Experts from the children's hospital have been working alongside their counterparts at the Sick Kids in Glasgow and researchers from Glasgow University.
They believe evidence shows that their method is more effective at tackling the growing weight problem among children than current practices.
Almost one in five Scottish children are obese by the time they leave primary school.
Professor John Reilly, who led the research team, said: "Children were encouraged to alter their diet, to increase their physical activity and to restrict their sedentary behaviour, like TV viewing and playing computer games, to no more than two hours per day.
"Several behavioural techniques were used to motivate families and help them make lifestyle changes
"As the intervention focused on behaviour change rather than weight change, children were only weighed three times during the six month programme.
"We compared the standard treatment programme used in the Scottish NHS with this new, practical, treatment programme."
The aim of the project was not to measure the weight loss of the children, although there was a modest reduction in BMI of participants, but to slow down their weight gain so as they grew older they would "grow into their weight".
The results showed major changes in behaviour in many cases, with the new treatment group doing up to 30 minutes more exercise each day than before.
There was also a dramatic improvement in health-related quality of life of those taking part, particularly in relation to social and emotional wellbeing.

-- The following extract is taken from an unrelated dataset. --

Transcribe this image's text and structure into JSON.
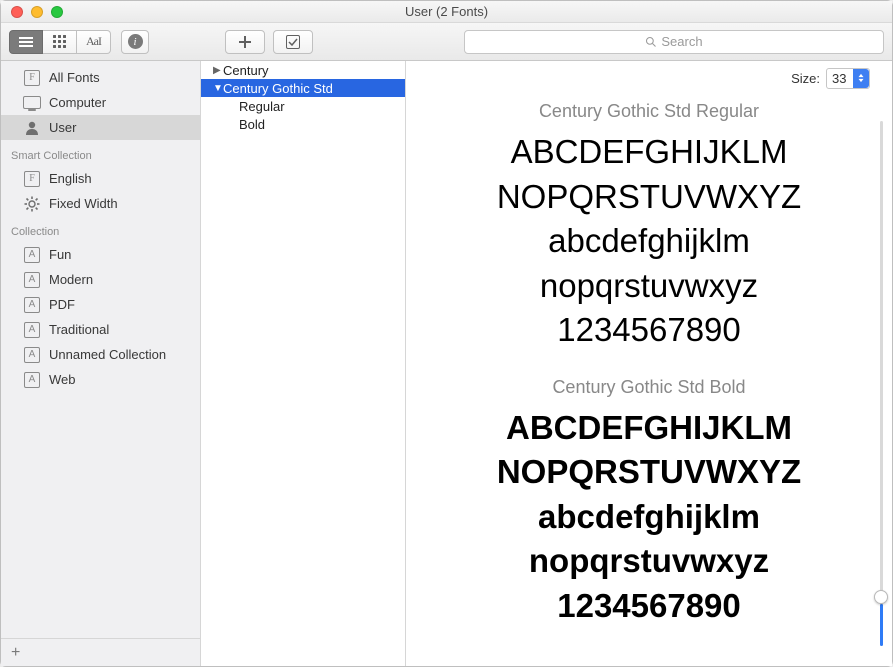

The professor added: "The new treatment had greater benefits for weight and lifestyle, with increased physical activity and reduced sedentary behaviour, which we measured using activity monitors.
"But most importantly, it was well received by the children and their parents."
Prof Reilly said: "Our study shows that treatment of childhood obesity can be both practical and beneficial.
"Children and their families can make and sustain modest changes in lifestyle if offered an appropriate treatment programme.
"There are no magic bullets available for treatment of childhood obesity but the results of this study provide hope that treatment programmes can work, and suggest that treatment should continue for periods of up to a year."